Johannes sent an earnest glance towards the castle, which they were passing. An elderly woman was just opening a window in an upper story.

"Look!" cried the peasant, "that is her housekeeper, Frau Willmers. The Fräulein is just getting up--it is nine o'clock."

"God bless your awakening!" Johannes breathed softly to himself.

And, borne on the breeze of morning and the fragrance of flowers, the blessing was wafted up to the girl, who, weary with her night-watch, was reposing by the open window. She laid her head upon the sill, and the fragrant summer air fanned her brow. Johannes's words floated around her in a sea of light and warmth, and she felt them without hearing them. At last she opened her burning eyelids, and looked abroad, seeing everything at first through the gray, misty veil which weariness spread before her eyes,--but gradually was revealed in its full splendour the sunny picture, above which arched the clear, cloudless firmament. She arose and leaned out with a deep sigh of pain. She knew no happiness but that of gratified ambition,--she could imagine no other, and therefore desired no other, for we cannot desire that of which we have no conception,--and yet, in the sunlight laughing around her, in the gloom of night, in the beauty of the valley and the grandeur of the mountains, a promise of a far different happiness beckoned to her, and she pined in longing for it without recognising it. Yes, from every voice of nature, from the song of birds, the murmur of the brook, the roaring of the tempest, and the muttering of the thunder, a call was ringing in her ears, she knew not whence or whither, but she would willingly have plunged into the ocean to follow it.

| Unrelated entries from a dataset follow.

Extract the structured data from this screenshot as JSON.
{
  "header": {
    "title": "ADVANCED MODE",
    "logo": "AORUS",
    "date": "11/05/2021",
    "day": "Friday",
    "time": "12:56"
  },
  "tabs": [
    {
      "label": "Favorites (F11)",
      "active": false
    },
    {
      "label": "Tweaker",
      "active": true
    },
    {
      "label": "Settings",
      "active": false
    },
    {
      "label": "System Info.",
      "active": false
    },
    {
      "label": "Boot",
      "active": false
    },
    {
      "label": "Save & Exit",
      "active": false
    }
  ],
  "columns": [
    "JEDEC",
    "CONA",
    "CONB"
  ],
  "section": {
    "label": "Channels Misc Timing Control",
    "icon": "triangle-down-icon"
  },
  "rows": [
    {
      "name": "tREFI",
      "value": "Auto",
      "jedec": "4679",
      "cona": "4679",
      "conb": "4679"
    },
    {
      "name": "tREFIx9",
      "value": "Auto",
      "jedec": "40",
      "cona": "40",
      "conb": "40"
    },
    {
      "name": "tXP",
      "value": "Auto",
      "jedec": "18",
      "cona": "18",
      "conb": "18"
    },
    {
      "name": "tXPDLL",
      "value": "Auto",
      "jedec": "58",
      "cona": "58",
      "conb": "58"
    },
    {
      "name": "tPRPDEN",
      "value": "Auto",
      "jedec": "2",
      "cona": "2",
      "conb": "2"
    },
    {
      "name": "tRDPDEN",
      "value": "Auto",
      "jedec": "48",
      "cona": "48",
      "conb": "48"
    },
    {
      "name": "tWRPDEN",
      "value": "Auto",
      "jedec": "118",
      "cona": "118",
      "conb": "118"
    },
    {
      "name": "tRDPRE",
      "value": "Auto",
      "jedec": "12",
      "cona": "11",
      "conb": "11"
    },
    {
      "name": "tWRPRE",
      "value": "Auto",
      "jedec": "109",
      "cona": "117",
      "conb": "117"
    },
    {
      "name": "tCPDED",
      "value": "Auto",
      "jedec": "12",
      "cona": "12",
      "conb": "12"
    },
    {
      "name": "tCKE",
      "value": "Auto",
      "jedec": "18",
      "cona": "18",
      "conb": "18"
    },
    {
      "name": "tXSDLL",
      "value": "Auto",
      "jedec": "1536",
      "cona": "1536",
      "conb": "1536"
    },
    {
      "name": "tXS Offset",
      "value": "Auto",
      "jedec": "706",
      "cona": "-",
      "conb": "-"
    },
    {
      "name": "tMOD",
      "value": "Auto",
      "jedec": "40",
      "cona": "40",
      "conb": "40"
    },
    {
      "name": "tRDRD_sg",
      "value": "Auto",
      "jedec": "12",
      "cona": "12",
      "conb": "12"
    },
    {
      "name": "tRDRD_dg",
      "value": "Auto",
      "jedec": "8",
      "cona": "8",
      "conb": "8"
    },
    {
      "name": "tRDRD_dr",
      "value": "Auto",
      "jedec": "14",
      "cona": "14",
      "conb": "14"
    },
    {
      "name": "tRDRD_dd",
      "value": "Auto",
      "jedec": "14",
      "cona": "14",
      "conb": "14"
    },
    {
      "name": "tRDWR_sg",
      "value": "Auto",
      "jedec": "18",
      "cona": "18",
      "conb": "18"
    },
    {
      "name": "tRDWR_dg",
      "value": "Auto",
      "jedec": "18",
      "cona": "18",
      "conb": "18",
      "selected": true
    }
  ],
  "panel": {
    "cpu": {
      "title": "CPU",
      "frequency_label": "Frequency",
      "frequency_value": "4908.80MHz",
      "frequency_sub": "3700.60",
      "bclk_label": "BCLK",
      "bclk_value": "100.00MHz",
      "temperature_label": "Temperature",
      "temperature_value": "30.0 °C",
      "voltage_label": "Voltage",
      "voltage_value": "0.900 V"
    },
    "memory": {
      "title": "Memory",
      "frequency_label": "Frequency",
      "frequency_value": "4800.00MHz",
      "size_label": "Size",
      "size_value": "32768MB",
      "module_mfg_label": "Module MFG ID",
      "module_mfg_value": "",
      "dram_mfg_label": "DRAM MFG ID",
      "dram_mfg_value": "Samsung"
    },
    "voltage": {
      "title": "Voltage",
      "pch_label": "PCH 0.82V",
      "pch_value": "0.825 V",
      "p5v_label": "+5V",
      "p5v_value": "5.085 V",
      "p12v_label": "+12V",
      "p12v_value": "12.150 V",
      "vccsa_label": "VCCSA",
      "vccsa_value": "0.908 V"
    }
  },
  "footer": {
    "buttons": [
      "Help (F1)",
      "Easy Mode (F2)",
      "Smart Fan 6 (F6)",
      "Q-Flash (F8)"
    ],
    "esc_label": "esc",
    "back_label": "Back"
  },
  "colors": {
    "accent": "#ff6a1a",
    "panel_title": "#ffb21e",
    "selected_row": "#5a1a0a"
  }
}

"There is no surer means of preventing all aimless desires than study, nothing better to prevent all abstract dreaming than absorption in some specialty," her uncle had told her when he suspected her of moods like that we have just described. "If you long to grasp the whole, first grasp a part,--if you thirst to fly to heaven, remember that the observatory is the only way thither,--if you desire to feel the warm throb of life, you can find it nowhere so satisfactorily as at the dissecting-table."